Hillary Clinton und Donald Trump. Bild: dpa (Foto: EPA)

Washington. Erstmals in der 240-jährigen Geschichte der USA hat mit der Demokratin Hillary Clinton am Dienstag eine Frau kurz davor gestanden, als erste Präsidentin des Landes Geschichte zu schreiben. Die meisten Umfragen sagten der früheren Außenministerin, Senatorin und First Lady einen Sieg voraus - es wäre 100 Jahre nach Einführung des Frauenwahlrechts ein Meilenstein in der Geschichte der US-Demokratie. Clintons republikanischer Rivale ist der Milliardär Donald Trump.
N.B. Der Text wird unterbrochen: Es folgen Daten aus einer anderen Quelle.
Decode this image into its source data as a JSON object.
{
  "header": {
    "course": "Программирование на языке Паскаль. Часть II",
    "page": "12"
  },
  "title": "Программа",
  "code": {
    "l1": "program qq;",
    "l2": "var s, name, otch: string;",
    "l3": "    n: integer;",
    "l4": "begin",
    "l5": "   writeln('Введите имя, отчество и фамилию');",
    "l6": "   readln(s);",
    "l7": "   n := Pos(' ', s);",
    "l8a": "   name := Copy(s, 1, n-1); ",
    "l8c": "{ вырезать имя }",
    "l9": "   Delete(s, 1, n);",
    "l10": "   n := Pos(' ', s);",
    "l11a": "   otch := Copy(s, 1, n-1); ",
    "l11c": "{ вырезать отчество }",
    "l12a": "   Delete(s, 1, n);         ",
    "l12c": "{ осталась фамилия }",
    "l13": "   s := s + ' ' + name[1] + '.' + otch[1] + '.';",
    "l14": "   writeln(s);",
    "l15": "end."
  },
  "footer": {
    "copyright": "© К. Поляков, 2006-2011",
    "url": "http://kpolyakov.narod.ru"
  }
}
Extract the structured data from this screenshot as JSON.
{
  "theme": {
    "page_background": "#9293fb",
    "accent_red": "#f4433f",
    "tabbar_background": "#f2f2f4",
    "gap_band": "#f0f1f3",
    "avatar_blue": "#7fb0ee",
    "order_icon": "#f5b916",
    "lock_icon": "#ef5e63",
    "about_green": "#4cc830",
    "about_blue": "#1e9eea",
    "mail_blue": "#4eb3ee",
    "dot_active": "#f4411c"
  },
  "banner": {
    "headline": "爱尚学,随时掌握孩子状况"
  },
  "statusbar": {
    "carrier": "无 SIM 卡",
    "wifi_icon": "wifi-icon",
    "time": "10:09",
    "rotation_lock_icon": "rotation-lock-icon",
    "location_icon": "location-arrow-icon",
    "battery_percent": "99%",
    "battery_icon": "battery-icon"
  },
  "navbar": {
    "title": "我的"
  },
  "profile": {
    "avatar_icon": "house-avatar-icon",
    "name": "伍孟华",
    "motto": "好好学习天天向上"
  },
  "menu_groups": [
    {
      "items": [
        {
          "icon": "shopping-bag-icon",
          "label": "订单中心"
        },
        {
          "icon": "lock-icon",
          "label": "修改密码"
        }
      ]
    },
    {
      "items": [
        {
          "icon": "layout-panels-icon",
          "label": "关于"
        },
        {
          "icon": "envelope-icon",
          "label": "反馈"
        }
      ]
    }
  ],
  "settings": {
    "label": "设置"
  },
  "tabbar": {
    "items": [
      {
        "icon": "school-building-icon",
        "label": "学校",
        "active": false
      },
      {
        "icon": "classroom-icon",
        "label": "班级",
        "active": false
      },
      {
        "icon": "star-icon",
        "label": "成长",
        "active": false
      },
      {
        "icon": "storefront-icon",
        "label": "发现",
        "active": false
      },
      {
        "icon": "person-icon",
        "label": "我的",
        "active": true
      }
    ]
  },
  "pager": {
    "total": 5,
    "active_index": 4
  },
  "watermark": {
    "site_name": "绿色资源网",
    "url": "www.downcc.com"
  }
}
Das Ergebnis der Wahl sollte erst am Mittwochmorgen feststehen. Der Sieger wird am 20. Januar in das Weiße Haus einziehen und Barack Obama nach dessen achtjährigen Amtszeit ablösen. Obama war der erste schwarze Präsident. Da sich das Clinton- und Trump-Lager besonders unversöhnlich gegenüberstehen, wurde mancherorts ein Ausbruch von Gewalt befürchtet. Trump hatte seine Anhänger aufgerufen, Wahllokale genau in Augenschein zu nehmen und etwaige Verstöße sofort zu melden. Während die Kandidaten noch bei ihren letzten Wahlkampfauftritten auf der Bühne standen, wurden am Dienstag die ersten Stimmen ausgezählt. Bei der traditionellen mitternächtlichen Abstimmung in drei Örtchen im US-Bundesstaat New Hampshire lag Trump in der Nacht mit insgesamt 32 zu 25 Stimmen gegen Clinton in Führung. In dem kleinsten der Orte, Dixville Notch, setzte sich Clinton mit 4:2 Stimmen gegen Trump durch.

Wahlberechtigt waren 219 Millionen Amerikaner. Am Ende gewinnt aber nicht der Kandidat, der landesweit die meisten Stimmen erzielt. Der US-Präsident wird indirekt gewählt. Jeder Bundesstaat hat eine bestimmte Zahl von Stimmen in einem 538-köpfigen Gremium aus Wahlmännern. Deren Zahl richtet sich nach der Größe des jeweiligen Staates. Das bevölkerungsreiche Kalifornien stellt 55 Wahlmänner, das kleine Delaware nur drei. Wer ins Weiße Haus will, braucht mindestens 270 Wahlmännerstimmen.